E, vejam, Lula ficou preso dois anos. Ficar preso dois anos não é pouco. Imagina ficar dois anos sem liberdade? Seu julgamento foi anulado por uma série de razões técnicas. Mas, em última análise, era o certo a fazer porque o julgamento não foi justo. Isso não tem nada a ver com ele ser culpado ou não. Tem, de novo, a ver com o fato de que nenhum brasileiro deve ser julgado por alguém que queira previamente condená-lo. Nem eu, nem você, nem o Lula.
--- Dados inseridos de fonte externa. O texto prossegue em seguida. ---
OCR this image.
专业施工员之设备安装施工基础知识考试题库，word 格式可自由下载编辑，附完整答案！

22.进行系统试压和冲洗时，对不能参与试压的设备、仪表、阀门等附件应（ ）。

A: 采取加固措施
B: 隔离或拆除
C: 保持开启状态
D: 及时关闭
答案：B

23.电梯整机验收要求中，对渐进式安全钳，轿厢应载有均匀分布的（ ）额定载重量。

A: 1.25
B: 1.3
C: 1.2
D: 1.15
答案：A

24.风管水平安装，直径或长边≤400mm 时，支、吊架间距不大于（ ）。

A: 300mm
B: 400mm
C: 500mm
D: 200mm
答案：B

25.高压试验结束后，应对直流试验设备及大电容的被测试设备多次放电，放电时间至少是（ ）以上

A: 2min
Nesse sistema que nós chamamos democracia, o objetivo é que a lei seja igualzinha para todo mundo. Mas precisa ter um critério. Quer dizer, alguém tem que tomar a última decisão. O Rui Barbosa, que é o grande pai da democracia brasileira, usava essa expressão: “Alguém tem de errar por último.” Em toda democracia é assim e esse último erro é de uma Corte Constitucional. É o nosso Supremo Tribunal Federal aqui, a Suprema Corte nos Estados Unidos, toda democracia tem uma. Os ministros são indicados pelo presidente da vez, então todo presidente bota uns dois, às vezes três. E vai compondo. O Senado aprova quem o presidente indica. Ou reprova. Quem é aprovado entra na Corte.
A gente pode não gostar das decisões do Supremo. A gente pode discordar das decisões do Supremo. Mas alguém tem de dar a última palavra. Em democracias, é assim. Sabe, algumas pessoas não se conformam quando um presidente quer fazer alguma coisa e aí o Supremo chega e diz que não pode. Todos os presidentes passaram por isso. Todos. É que, nas democracias, as coisas são feitas mesmo para que ninguém tenha poder demais. Que ninguém concentre nas próprias mãos todo o poder. Então o presidente é eleito e pode muito, mas o Congresso Nacional pode fazer seu impeachment. Pode, literalmente, tirar quem preside do Palácio do Planalto. Aconteceu com Collor e com Dilma. Não aconteceu nem com Lula, nem com Bolsonaro. E o Supremo pode dizer que algumas coisas o presidente não pode fazer, quando a Constituição não deixa. Quem decide? O Supremo. Isso não é ditadura. É assim porque a Constituição afirma que quem decide onde estão os limites das quatro linhas é o Supremo.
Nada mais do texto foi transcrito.